Music therapy group on song
Wenona students welcomed guests from Lansdowne Gardens to a music therapy concert held at the Independent Theatre on May 11.
The concert was enjoyed by close to 20 aged care residents, and featured piano, violin and viola solos before a sing-along of popular and Australian folk songs led by Wenona’s Music Therapy Group.
It is the third year of the initiative, which is part of the School’s Service Learning in the Community (SLIC) project. About 20 students in Years 9 and 10 now give of their time and performance skills. Music therapy is a research-based practice and profession in which music is used to actively support people as they strive to improve their health, functioning and wellbeing.
Music and Drama teacher Dr Dianne Langan said music therapy expanded students’ communication skills and gave them a greater understanding of diversity within the broader community.
“They are encouraged and required to interact with their audience in conversation as audience and as the girls assist with any obvious, simple care needs – such as opening doors, passing out books or cups of tea – their understanding of diversity is increased,” Dr Langan said.
“We work with people impacted by age, dementia, mobility issues, mental health issues and students with diverse needs. The girls’ confidence in their own abilities is extended as they are doing something which is new and challenging in a very safe and structured way.”
It is the second year that Year 10 students Amelia, Sonia, Elise and Emily have taken part in the Music Therapy Group concerts. Last year they played for aged care residents, retired nuns and children with disabilities.
“I thought music therapy was a very unique way to show service learning in the community, so I chose to be part of it,” Amelia said. “I think it’s a lot more relaxed than a normal concert and we get different reactions. Sometimes people get up and dance and that’s wonderful to watch.”
Elise played viola at the concert, and said the connection to audience was different to at other events.
“At most concerts, you’re there to enjoy the music for what it is,” she said. “In music therapy concerts you’re connecting with the player as well because it is held in a much more intimate place. People can dance, you interact with the people in the audience before and after you play and they can ask you questions about your playing of music.”

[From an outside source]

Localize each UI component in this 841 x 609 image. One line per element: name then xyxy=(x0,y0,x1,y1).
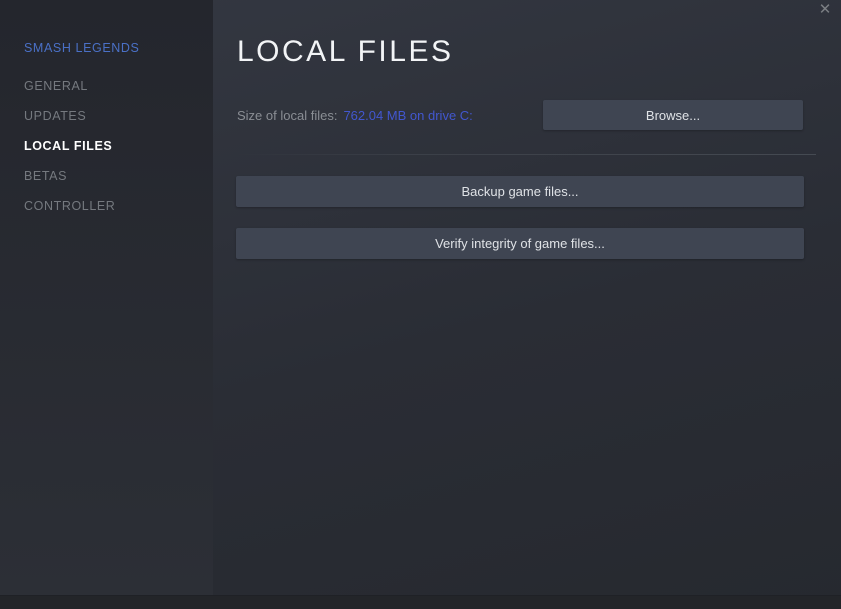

Chiara, in Year 9, said the Music Therapy Group was a great opportunity to broaden musical skills and bring joy to community groups through music.
“We finished the program with classic sing-a-longs which the audience clearly loved due to their enthusiastic participation,” she said. “Overall, this was a highly rewarding experience and we look forward to our next performance.”
Alumna Margaret Cadlett (Birch) was full of praise for the students who performed and shared with them her memories of the school, including of Japanese raids of Sydney Harbour in 1942 and the first male teacher to join Wenona’s staff.
“It was marvellous,” she said of the concert. “I was bowled away by the violinist who played.”